In short, RTL users expect this sentence to pose some sort of a problem, anywhere and everywhere.

But Gmail for Android, well… it seems to just shrug and give up. There are two pretty funny things went horribly wrong here:

  • The sentence in Hebrew is basically unreadable (unless you know what to expect, and spend a moment deconstructing it)
  • The ‘Inbox’ tag is in the middle of the sentence, chillin’ like a boss

# The directionality flow

Since the general environment is LTR and the sentence is mostly-RTL, the flow of the sentence is completely broken up. Here’s the logical flow of this sentence, where the pieces should be displayed from 1 to 5 sequentially:

The pieces of this sentence should go sequentially.
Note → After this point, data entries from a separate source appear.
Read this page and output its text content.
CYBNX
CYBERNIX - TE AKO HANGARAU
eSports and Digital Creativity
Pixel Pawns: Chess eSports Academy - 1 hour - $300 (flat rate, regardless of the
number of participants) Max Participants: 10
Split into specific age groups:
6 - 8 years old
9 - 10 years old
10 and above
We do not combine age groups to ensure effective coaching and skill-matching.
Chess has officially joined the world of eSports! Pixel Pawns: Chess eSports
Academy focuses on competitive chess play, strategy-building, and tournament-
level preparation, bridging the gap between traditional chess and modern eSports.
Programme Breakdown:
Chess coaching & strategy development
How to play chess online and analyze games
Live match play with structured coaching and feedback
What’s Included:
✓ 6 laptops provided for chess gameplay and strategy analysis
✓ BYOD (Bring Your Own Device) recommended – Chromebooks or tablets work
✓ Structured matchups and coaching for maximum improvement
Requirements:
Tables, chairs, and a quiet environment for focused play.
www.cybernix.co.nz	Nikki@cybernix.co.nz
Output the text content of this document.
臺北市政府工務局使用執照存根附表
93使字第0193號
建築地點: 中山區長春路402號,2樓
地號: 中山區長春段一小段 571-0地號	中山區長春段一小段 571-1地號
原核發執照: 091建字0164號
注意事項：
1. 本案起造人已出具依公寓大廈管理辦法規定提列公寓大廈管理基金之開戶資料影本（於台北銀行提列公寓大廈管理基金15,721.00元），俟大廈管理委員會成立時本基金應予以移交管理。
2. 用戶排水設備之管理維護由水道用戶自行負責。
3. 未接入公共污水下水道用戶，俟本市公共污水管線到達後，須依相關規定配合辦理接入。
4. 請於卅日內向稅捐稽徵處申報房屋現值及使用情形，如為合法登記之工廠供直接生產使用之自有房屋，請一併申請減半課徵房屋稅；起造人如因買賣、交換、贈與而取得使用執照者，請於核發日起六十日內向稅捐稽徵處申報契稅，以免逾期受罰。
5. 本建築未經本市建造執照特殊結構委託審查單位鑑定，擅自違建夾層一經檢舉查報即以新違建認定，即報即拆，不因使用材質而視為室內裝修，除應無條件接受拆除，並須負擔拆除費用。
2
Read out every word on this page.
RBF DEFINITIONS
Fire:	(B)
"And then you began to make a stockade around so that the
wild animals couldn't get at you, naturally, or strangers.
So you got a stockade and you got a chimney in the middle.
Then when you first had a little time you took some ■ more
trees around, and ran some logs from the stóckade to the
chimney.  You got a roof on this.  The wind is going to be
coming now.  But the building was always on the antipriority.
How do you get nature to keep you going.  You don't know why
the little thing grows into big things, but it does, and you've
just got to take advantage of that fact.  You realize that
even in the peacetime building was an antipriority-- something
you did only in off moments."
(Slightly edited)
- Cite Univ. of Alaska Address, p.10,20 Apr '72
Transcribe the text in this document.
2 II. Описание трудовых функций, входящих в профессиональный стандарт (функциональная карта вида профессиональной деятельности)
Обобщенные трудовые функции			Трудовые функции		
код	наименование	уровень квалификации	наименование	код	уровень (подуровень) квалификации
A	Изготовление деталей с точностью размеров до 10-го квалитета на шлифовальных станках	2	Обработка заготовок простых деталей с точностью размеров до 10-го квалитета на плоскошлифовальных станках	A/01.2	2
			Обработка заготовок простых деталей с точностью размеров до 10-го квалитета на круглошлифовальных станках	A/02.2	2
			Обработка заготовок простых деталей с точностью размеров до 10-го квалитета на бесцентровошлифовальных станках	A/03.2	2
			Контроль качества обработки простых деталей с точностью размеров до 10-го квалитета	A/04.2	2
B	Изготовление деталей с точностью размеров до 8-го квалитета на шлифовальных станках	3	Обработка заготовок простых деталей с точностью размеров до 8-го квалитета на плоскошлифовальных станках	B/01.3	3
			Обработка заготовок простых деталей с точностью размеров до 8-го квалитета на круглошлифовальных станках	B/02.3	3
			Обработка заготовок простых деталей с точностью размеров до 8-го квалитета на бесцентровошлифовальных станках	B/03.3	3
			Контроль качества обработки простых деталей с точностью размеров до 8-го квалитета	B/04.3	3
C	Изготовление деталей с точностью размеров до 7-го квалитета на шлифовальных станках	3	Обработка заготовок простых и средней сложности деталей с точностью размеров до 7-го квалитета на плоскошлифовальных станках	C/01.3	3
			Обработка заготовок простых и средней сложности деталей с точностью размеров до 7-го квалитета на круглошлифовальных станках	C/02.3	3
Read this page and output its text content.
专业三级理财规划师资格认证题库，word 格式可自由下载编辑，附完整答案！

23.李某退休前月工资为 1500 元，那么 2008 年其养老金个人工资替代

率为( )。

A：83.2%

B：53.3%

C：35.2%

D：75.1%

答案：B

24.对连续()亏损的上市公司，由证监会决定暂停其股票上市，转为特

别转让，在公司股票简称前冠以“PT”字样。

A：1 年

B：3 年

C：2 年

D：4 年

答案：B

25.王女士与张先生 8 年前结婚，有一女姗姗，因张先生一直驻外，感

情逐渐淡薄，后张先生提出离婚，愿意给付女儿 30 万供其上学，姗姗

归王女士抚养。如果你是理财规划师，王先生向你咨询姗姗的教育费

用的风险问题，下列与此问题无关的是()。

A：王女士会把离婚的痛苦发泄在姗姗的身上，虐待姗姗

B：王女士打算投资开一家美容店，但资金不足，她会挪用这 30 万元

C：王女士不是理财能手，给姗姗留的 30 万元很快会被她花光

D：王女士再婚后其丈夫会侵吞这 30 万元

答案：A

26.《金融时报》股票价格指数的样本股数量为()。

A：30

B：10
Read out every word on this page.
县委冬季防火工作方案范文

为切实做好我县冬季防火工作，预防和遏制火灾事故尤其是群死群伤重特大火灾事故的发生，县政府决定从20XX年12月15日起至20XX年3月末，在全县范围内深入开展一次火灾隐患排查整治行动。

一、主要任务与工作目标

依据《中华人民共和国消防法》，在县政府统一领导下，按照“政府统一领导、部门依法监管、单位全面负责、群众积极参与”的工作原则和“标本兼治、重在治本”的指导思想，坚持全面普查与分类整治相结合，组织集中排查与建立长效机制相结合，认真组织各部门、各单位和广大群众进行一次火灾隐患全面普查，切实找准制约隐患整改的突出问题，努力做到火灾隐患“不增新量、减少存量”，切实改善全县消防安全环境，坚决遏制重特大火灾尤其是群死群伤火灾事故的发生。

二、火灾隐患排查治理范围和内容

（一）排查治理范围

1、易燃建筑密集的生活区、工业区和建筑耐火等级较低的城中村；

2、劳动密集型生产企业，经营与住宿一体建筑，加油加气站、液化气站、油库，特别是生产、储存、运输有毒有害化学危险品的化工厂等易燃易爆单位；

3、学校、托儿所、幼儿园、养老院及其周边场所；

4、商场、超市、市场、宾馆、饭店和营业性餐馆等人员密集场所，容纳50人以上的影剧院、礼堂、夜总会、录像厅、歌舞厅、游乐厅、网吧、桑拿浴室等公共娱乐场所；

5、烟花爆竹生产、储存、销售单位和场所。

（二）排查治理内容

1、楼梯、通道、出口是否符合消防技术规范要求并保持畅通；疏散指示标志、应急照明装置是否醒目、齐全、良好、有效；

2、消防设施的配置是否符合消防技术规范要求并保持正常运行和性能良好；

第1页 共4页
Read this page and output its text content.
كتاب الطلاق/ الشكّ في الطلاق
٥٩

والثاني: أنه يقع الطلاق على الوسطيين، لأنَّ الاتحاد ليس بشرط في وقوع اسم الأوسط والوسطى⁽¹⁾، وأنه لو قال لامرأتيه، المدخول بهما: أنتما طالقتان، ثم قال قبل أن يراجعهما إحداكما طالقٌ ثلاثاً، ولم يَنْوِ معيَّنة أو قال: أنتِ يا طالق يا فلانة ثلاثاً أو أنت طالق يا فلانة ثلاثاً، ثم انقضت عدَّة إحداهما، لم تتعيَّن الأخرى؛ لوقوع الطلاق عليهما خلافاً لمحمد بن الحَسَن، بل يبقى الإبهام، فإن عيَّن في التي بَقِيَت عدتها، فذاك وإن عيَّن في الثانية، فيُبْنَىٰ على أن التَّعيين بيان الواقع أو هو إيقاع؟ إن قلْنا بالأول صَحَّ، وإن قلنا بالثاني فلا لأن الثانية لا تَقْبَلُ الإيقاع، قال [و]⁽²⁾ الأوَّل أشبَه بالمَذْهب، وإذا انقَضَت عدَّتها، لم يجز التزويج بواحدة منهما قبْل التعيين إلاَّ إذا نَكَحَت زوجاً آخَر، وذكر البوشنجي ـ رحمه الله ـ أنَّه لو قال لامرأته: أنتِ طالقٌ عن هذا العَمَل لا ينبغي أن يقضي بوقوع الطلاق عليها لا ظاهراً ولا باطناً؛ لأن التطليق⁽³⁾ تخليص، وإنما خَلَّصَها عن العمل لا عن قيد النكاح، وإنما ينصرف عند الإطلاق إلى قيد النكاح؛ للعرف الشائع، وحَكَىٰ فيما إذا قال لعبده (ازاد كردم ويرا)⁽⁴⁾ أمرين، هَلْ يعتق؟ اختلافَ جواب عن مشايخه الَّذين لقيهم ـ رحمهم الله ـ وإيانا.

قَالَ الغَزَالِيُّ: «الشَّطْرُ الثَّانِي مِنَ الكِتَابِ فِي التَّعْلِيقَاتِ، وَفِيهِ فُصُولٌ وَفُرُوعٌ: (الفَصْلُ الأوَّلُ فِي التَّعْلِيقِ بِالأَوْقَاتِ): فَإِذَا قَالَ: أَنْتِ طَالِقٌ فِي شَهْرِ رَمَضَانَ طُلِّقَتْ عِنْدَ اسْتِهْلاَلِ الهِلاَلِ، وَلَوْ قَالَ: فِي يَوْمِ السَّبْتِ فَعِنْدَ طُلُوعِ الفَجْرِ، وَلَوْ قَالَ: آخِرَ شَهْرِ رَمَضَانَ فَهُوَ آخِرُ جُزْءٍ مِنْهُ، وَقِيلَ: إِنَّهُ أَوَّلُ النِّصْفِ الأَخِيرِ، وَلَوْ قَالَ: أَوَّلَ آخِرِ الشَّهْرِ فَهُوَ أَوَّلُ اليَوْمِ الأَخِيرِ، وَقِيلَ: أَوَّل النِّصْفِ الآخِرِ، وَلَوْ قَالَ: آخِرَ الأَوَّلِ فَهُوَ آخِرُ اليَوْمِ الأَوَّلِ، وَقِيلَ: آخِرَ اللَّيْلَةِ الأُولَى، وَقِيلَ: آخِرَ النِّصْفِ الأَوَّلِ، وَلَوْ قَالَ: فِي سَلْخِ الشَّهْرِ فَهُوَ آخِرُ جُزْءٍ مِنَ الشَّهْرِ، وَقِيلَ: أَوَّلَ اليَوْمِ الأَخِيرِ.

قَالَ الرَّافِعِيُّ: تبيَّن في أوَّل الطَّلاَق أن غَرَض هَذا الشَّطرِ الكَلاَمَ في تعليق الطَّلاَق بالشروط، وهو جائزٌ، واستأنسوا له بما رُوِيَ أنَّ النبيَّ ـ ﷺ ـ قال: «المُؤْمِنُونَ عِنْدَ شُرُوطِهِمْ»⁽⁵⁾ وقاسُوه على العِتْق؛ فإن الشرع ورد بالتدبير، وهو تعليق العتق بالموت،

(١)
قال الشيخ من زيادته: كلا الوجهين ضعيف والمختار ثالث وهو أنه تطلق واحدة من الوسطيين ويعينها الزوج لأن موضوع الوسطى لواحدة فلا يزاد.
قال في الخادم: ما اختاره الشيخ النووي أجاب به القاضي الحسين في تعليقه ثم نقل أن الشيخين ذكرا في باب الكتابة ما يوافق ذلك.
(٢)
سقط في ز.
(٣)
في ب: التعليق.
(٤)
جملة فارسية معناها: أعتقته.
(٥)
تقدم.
One after the other...

The first three pieces (1, 2 and 3) are actually fairly straight forward – the are from right to left, but are “stuck” (in the general context) to the left because of the LTR general context. So, the sentence actually breaks apart as expected for a Left-to-Right-aligned Right-to-Left-text.

But what the hell is up with that “Inbox” tag in there? The system tries to attach the “Inbox” tag to the “End” of the sentence. The problem is that it seems to think that segment #4 is Left-to-Right (maybe because it starts with a number? Tsk tsk from Unicode BiDi algorithm, if so) and so it attaches the “Inbox” tag to the end — to the left.

Oy vey.

# Possible solutions

There are a few possible solutions here:

  • Bidi-isolate the entire subject line. On the web, adding tags or a bidi-isolate CSS rule will probably fix the ‘Inbox’ tag jump, at least. On Android, it will probably take a bit more work.
  • Use a better algorithm to find the proper sentence alignment. I mean, really, Gmail — this is 95% Hebrew. Go RTL, will ya? You already have this algorithm working on Hangouts for web, after all.
  • Also, amusingly, this is not happening in Gmail on iOS. There are Better Ways To RTL, Gmail for Android.